Earlier this year, the Combined Los Angeles/Westside MLS tried altering its data feeds to public portals in a different way, becoming the first MLS in the country to delay its syndication feeds by 48 hours.
But that experiment was short-lived, because the majority of the MLS’s brokers decided to send their listings to Zillow and Trulia through their own direct feeds. CLAW has since signed an agreement to provide a direct feed to Trulia.
Zillow said its general rule against accepting intentionally degraded listings has been its policy “for some time” and applied to the delayed listings CLAW sent as well.
Still, CLAW CEO Annie Ives said the move to delay was worth it. “Now Trulia and Zillow provide more free member benefits because they don’t take the MLS and the broker and the agent for granted,” she said.
Industry opinions about offering limited listing data in syndication feeds have been mixed. After Redfin CEO Glenn Kelman advocated the strategy in a guest piece, an Inman News poll found that 70 percent of 635 reader respondents were against adopting Kelman’s recommendations.
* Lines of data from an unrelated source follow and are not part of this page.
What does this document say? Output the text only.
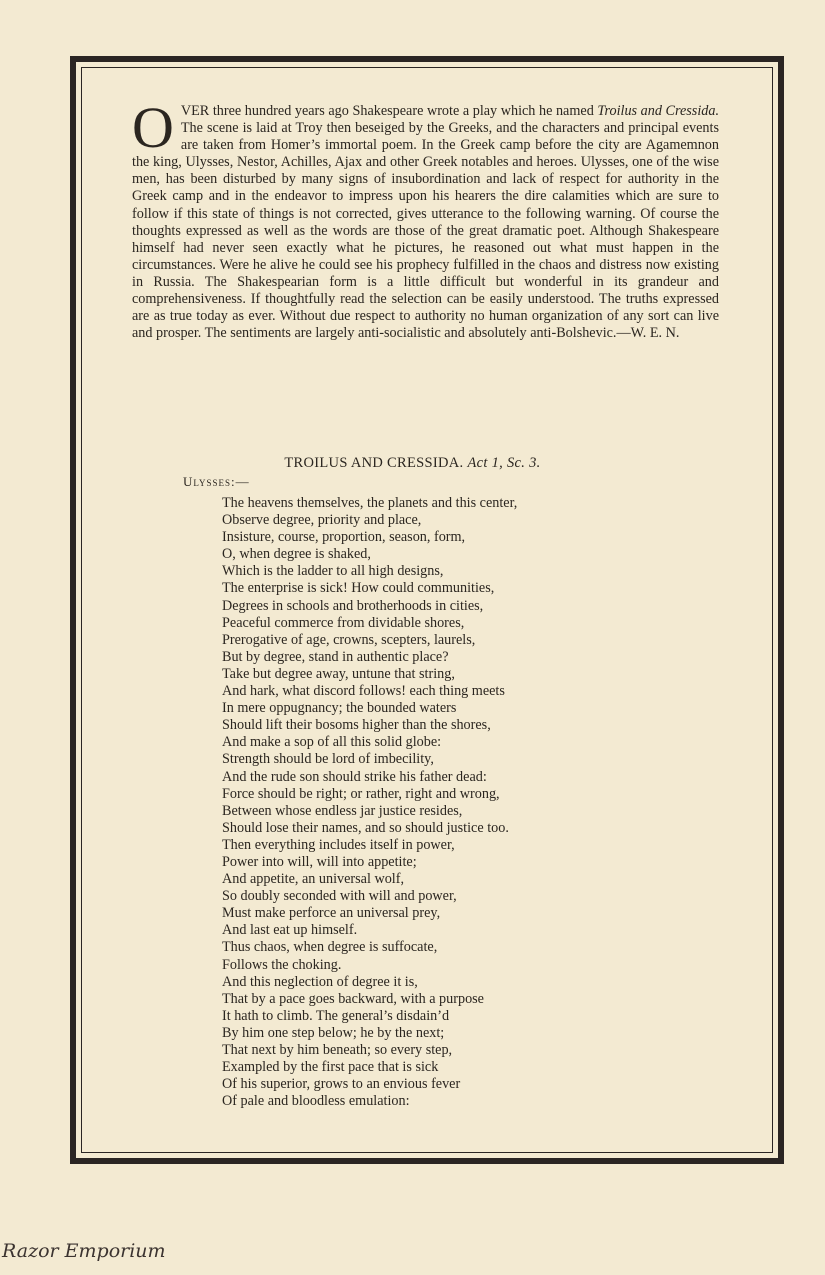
OVER three hundred years ago Shakespeare wrote a play which he named Troilus and Cressida. The scene is laid at Troy then beseiged by the Greeks, and the characters and principal events are taken from Homer’s immortal poem. In the Greek camp before the city are Agamemnon the king, Ulysses, Nestor, Achilles, Ajax and other Greek notables and heroes. Ulysses, one of the wise men, has been disturbed by many signs of insubordination and lack of respect for authority in the Greek camp and in the endeavor to impress upon his hearers the dire calamities which are sure to follow if this state of things is not corrected, gives utterance to the following warning. Of course the thoughts expressed as well as the words are those of the great dramatic poet. Although Shakespeare himself had never seen exactly what he pictures, he reasoned out what must happen in the circumstances. Were he alive he could see his prophecy fulfilled in the chaos and distress now existing in Russia. The Shakespearian form is a little difficult but wonderful in its grandeur and comprehensiveness. If thoughtfully read the selection can be easily understood. The truths expressed are as true today as ever. Without due respect to authority no human organization of any sort can live and prosper. The sentiments are largely anti-socialistic and absolutely anti-Bolshevic.—W. E. N.

TROILUS AND CRESSIDA. Act 1, Sc. 3.
Ulysses:—
The heavens themselves, the planets and this center,
Observe degree, priority and place,
Insisture, course, proportion, season, form,
O, when degree is shaked,
Which is the ladder to all high designs,
The enterprise is sick! How could communities,
Degrees in schools and brotherhoods in cities,
Peaceful commerce from dividable shores,
Prerogative of age, crowns, scepters, laurels,
But by degree, stand in authentic place?
Take but degree away, untune that string,
And hark, what discord follows! each thing meets
In mere oppugnancy; the bounded waters
Should lift their bosoms higher than the shores,
And make a sop of all this solid globe:
Strength should be lord of imbecility,
And the rude son should strike his father dead:
Force should be right; or rather, right and wrong,
Between whose endless jar justice resides,
Should lose their names, and so should justice too.
Then everything includes itself in power,
Power into will, will into appetite;
And appetite, an universal wolf,
So doubly seconded with will and power,
Must make perforce an universal prey,
And last eat up himself.
Thus chaos, when degree is suffocate,
Follows the choking.
And this neglection of degree it is,
That by a pace goes backward, with a purpose
It hath to climb. The general’s disdain’d
By him one step below; he by the next;
That next by him beneath; so every step,
Exampled by the first pace that is sick
Of his superior, grows to an envious fever
Of pale and bloodless emulation:
Razor Emporium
In another survey by stock analysis firm PAA Research, 49 percent of 400 agents surveyed said brokers should offer limited information in syndicated listings with a link back to the broker’s site. Just over a fifth of respondents, 21.4 percent, said brokers should end syndication of listings to aggregators, and 7.6 percent said brokers should delay syndication of listings to aggregators. Only 21.9 percent said the system worked fine as is.
Editor’s note: This article has been updated with a comment from Trulia.